El código IBAN es esencial para efectuar transferencias y recibirlas, por lo que el particular debe facilitar su código a quienes vayan a transferirle dinero. Asimismo, debe solicitar su IBAN a los beneficiarios de sus transferencias, código que, a su vez, habrá de proporcionar a su banco. La SEPA establece que el plazo máximo de abono es de un día hábil después de que la entidad haya dado la orden. Asimismo, será el cliente el que asuma el coste de la operación, de acuerdo con las comisiones que aplica cada entidad.

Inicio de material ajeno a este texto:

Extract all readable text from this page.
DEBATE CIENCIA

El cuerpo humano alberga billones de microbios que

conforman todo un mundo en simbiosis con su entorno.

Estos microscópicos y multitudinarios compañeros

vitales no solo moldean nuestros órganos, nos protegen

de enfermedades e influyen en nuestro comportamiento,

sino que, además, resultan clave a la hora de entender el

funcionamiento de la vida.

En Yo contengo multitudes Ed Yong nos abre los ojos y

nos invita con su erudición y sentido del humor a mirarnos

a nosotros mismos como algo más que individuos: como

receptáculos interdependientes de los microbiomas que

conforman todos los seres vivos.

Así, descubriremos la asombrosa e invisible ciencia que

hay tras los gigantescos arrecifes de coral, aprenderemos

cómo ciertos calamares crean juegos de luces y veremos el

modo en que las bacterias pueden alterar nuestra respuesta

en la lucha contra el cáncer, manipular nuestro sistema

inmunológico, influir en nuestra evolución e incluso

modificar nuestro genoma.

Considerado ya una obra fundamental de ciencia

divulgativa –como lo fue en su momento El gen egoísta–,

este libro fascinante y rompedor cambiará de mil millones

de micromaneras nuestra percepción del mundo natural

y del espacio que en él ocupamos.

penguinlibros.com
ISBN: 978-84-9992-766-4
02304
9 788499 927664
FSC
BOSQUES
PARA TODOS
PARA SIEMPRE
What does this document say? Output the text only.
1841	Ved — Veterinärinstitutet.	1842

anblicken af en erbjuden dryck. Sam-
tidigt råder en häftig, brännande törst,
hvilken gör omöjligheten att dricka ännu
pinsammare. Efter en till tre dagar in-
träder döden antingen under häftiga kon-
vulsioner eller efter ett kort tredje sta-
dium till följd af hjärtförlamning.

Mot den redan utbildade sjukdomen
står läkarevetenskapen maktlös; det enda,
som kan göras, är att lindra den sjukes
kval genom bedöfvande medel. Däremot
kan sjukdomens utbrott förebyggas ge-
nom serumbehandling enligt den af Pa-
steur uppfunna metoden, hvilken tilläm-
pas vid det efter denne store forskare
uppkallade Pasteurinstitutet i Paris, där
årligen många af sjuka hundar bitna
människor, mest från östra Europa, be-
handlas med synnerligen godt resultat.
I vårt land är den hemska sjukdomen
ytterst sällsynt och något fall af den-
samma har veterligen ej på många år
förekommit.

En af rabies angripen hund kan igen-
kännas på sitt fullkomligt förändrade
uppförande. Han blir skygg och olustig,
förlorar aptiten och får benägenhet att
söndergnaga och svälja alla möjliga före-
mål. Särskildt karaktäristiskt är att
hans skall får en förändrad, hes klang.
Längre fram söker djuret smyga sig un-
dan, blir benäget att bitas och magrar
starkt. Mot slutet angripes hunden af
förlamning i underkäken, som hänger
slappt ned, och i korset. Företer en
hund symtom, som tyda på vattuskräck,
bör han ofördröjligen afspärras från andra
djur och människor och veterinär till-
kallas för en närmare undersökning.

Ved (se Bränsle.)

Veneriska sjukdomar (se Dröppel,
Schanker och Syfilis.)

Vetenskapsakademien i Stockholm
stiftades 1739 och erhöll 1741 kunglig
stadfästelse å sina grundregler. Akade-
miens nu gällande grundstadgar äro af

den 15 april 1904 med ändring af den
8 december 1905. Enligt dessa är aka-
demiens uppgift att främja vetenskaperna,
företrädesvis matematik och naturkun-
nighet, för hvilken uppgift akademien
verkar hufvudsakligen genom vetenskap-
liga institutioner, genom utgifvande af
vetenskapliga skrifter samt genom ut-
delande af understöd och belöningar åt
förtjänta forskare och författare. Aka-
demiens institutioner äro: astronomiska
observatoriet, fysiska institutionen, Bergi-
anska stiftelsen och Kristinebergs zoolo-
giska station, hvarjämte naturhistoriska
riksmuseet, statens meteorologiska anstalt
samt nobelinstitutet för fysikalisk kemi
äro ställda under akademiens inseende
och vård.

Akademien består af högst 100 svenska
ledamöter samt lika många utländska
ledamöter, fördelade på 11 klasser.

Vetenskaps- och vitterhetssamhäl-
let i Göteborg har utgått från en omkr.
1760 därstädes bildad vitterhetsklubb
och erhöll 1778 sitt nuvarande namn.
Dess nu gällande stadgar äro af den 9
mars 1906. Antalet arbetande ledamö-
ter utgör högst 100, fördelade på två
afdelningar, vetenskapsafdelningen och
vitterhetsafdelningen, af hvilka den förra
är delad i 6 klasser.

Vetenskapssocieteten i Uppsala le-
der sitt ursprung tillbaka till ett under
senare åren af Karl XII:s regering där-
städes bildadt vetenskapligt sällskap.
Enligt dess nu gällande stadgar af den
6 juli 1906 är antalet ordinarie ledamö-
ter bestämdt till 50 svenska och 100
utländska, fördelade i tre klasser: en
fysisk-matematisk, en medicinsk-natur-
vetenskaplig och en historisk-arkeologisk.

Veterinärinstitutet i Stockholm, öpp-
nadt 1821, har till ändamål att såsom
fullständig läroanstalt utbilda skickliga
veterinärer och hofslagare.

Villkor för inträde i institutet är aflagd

¿Hay que cambiar las órdenes de domiciliación?
El Eurosistema explica que las órdenes de domiciliación vigentes antes del 1 de febrero siguen siendo válidas, aunque es posible que los emisores de recibos le hagan llegar los nuevos formatos SEPA para recabar de nuevo su autorización a los cargos. Existe una modalidad expresa para empresas y autónomos (no para consumidores), que es el adeudo directo B2B. En ese caso, se deberá emitir siempre una nueva orden de domiciliación y utilizar el formato de fichero que establece la El Banco de España advierte de que esta nueva modalidad es de carácter opcional, por lo que conviene consultar con las entidades para constatar que ofrecen el servicio.

 ¿Cómo afecta la SEPA a la operativa de las empresas?
Entre los aspectos que deben tenerse en cuenta es que las compañías deben migrar, sino lo han hecho ya, los datos de las cuentas de clientes y proveedores al nuevo código IBAN.

La entrada en vigor de la nueva Zona Única de Pagos también conlleva cambios para los departamentos de recursos humanos, que deben adaptar las transferencias de los pagos de nóminas a los estándares de la SEPA, y revisar los contratos y documentos en los que figure el actual CCC y que debe evolucionar al IBAN.

 También obliga a adaptar facturas, talones, contratos y otros documentos (folletos, páginas web...) destinados a terceros en los que se solicite el número de cuenta.
Desde el punto de vista contable-financiero, las empresas deben ajustar los ficheros de intercambios bancarios a los nuevos estándares. Asimismo, deben recabar y conservar las nuevas órdenes de domiciliación de recibos, que han de contener los datos obligatorios que exige la normativa europea para identificar la orden de domiciliación, y que les podrían ser requeridas, por lo que deben guardar de manera accesible.

 ¿Existen inconvenientes?

A priori, las posibles desventajas derivan del hecho de que, pese a su entrada en vigor, los expertos temen que muchas empresas, especialmente pequeñas y medianas, no hayan culminado a tiempo los preparativos para la migración. De hecho, la Comisión Europea ha propuesto un plazo adicional de seis meses para completar la transición y evitar el riesgo de posibles bloqueos de pagos a consumidores y empresas, plazo extra que el BCE no ve con buenos ojos, insistiendo en las últimas semanas en la necesidad de que se respetara la fecha marcada del 1 de febrero.